Fuvest tem 10,7% de abstenção na primeira fase; veja o que caiu

Cerca de 17 mil não fizeram a prova, que tinha 90 questões e terminou às 18h

Estadão.edu,

25 Novembro 2012 | 18h01

A primeira fase da Fuvest 2013 - que acabou às 18h deste domingo - teve 10,7% de abstenção. Dos mais de 159 mil inscritos, cerca de 17 mil não fizeram a prova. O vestibular seleciona estudantes para vagas da USP e para o curso de Medicina da Faculdade de Ciências Médicas da Santa Casa de São Paulo.

Mais cedo, a diretora executiva da Fuvest, Maria Thereza Fraga Rocco, estimou que o índice de abstenção provavelmente não passaria de 10%.

Às 16h, os alunos começaram a deixar os locais de prova. As impressões sobre o exame foram diversas. Segundo a estudante Letícia Silva Santos, de 17 anos, as questões de matemática sobre porcentagem e as de física sobre eletrônica foram as mais difíceis. Na parte de língua portuguesa, os livros cobrados foram Memórias de um Sargento de Milícias, Vidas Secas e Til.

Império Romano foi um dos assuntos abordados em história e cálculo estequiométrico, em química. Em biologia, a Fuvest perguntou sobre reino animal.

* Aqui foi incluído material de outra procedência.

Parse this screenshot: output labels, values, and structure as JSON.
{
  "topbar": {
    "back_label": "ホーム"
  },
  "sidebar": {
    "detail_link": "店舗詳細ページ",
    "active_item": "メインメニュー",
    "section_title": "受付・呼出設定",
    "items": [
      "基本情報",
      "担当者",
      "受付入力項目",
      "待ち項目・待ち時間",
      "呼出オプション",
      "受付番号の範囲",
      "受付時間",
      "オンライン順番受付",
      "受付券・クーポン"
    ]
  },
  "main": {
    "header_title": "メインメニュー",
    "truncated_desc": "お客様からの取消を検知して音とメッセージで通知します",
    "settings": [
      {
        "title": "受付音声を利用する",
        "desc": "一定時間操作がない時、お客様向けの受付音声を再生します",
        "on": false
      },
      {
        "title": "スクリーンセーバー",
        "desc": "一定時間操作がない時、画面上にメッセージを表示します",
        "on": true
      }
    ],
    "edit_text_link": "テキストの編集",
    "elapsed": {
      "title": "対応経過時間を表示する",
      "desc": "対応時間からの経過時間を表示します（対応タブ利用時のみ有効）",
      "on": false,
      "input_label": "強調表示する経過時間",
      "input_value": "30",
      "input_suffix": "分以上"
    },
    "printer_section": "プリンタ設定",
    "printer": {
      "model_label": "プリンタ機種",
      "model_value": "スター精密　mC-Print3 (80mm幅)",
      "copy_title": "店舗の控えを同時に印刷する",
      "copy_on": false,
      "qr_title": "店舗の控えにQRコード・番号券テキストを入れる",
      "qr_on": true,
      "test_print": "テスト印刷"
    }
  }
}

Para Letícia, que presta o exame como treineira de Exatas e fez a prova na FEA-USP, na Cidade Universitária, os textos de inglês também estavam complicados. "Quem não sabe a língua não deve ter conseguido responder", disse. Um dos textos abordava a migração das campanhas publicitárias da TV para a internet. O outro falava do livro de um escritor que ensina as pessoas a lidar com as frustrações da vida em vez de recorrer ao consumismo.

Segundo a candidata de Psicologia Bruna Salles, de 19, os enunciados da prova estavam bem elaborados. "Eles não eram muito longos. Mesmo assim, eram cansativos."

Gabriela Khoriati, de 17, saiu confiante. “A prova foi mais fácil que eu imaginava”, afirmou. Para ela, que busca vaga em Letras, a parte de Exatas foi a mais complicada do exame e as questões de inglês exigiram muita interpretação de texto. “Quem não compreende a língua deve ter se dado mal.”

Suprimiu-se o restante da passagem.